Really, seems harmless enough. I would think that anyone who would consider buying this game already has some idea of how to dress and use makeup to attract the opposite sex.
Games don't transform people. The tendencies (if any) are already there, so this will most likely attract like-minded girls. I don't see a danger of it turning innocent girls into "loose women".
Ironically, it's the family/parents that have the power to educate children on the "reality vs video game" front, so they shouldn't ban the game, just remind the kid that it's only a game, and YMMV in real life.
Secret Flirts doesn't turn you into a whore just like Grand Theft Auto doesn't turn you into a killer, if anything, it takes you to an imaginary world so you don't get in trouble with the real world.
It's sort of like "The Sims," your character goes to the gym, cleans the house, goes to work, and does everything you should be doing in real life.
Just to play Devil's Advocate for a moment here, do we really NEED another voice telling our daughters that their entire self-worth should be based on how attractive they are to a man?
There is already powerful evidence that media exposure influences behavior (and if it doesn't, then the NFL owes Coke an awful lot of money back), so the cries that it's "just a game" ring hollow in the face of scientific reality.
But being aware of the message that the game sends, it is, as always, up to parents to raise "well rounded, self-confident" daughters who can not only laugh at the message this game sends, but kick every other girl's ass when playing it!
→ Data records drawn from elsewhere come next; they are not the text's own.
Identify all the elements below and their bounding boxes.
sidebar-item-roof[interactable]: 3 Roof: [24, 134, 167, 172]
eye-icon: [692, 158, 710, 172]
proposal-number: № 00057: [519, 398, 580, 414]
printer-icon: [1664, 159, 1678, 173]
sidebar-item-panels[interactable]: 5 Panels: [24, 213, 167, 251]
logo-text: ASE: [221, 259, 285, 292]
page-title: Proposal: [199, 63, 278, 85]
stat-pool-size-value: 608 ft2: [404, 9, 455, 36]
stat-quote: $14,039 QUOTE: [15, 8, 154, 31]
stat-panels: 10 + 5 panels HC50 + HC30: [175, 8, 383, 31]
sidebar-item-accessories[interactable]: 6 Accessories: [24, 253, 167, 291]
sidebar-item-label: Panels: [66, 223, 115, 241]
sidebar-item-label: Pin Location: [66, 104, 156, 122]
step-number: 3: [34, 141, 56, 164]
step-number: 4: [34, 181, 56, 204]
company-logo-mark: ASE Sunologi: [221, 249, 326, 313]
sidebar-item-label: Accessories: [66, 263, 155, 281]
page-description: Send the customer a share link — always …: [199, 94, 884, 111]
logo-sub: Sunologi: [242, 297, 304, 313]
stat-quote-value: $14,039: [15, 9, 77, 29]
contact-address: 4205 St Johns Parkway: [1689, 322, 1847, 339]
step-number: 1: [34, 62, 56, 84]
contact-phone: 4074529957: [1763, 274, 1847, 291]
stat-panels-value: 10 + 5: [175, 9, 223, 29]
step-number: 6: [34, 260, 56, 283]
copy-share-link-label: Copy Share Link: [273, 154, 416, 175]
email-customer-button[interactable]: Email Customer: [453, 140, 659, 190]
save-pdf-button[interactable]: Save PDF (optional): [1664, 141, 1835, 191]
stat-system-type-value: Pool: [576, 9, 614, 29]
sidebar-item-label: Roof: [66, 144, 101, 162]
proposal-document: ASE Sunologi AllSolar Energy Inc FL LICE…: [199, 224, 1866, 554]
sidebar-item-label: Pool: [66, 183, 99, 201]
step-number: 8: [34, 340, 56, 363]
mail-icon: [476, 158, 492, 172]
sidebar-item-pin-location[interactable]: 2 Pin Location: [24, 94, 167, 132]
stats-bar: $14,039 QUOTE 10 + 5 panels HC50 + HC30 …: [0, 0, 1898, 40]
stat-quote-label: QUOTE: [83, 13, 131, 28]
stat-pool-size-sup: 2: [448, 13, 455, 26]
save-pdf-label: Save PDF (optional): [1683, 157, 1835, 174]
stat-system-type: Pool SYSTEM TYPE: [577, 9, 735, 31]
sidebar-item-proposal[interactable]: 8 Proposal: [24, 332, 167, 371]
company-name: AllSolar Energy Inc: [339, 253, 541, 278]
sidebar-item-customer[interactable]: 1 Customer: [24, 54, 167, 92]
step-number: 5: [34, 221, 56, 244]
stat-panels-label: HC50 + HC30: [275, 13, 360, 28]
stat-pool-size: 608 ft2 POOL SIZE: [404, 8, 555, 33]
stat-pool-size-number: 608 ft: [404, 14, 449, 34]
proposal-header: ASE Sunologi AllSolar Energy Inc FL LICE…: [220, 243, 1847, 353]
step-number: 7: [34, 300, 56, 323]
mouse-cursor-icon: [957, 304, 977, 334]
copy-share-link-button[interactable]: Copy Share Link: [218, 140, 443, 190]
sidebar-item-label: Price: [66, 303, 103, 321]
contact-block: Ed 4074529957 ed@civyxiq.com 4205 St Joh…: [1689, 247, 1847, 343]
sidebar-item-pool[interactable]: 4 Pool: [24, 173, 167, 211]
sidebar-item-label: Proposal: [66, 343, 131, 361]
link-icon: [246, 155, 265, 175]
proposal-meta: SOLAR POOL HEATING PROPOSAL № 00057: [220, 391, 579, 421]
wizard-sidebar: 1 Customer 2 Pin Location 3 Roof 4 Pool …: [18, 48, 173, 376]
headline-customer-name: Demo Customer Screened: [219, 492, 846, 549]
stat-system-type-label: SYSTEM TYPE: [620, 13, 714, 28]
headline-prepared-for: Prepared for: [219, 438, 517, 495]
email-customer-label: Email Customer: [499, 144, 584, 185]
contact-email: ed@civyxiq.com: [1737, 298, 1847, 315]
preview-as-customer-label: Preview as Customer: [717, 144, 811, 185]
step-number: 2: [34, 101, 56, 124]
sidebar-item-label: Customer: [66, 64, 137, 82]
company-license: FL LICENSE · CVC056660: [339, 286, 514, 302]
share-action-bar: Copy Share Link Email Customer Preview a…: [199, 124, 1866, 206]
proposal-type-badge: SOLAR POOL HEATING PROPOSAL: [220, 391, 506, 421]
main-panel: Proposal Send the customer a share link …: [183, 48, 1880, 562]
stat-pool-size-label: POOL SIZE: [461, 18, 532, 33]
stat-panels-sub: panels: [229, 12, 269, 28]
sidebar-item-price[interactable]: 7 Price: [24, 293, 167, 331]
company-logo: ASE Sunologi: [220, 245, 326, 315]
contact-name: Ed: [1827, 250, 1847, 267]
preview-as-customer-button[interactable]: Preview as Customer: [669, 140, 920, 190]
Well said Stan. If video games and media in general didn't have a strong influence on people, we wouldn't be drowning in commercials! Hundreds-of-Billions are spent every year to influence how people think, and therefor act. As for this particular game, the only real harm i can see is that it takes females one step further away from the reality of everyday life in the real world, in that it's teaching them that only the outer shell is important. Nothing can be further from the truth.
LOL!!!
Don't over-rate advertising
Read up about the Ford Edsel
Ford spent a billion in today's money on advertising but still could not sell it
That's true Jon, but his advertising campaign had nowhere near the exposure of todays products. Back then, a one hour TV program had perhaps ten minutes of commercials. Today, it's almost the exact opposite. They even flash commercials across the screen after a long series of commercials has just finished interupting the programing! Using todays "blitz-style" commercials, the Edsel might have lasted longer than it did, even though it was a total failure from the start.
BTW, the reason for the unlimited number of commercials shown on TV? Some years ago, in the dead of night, the lying crooks of the US congress gave their pals in the TV industry the ability (via a law) to show as many commercials as they want, which of course means much more $$$ for the networks. And what did the crooked politicians get in return? Instant and unlimited access to the microphones and TV cameras.
Another instance of girls being objectified for the benefit of men. It's as if men have no criteria with which to evaluate women except the way they look, and the game caters to that instead of trying to educate girls to the fact that there IS more to them than their appearance.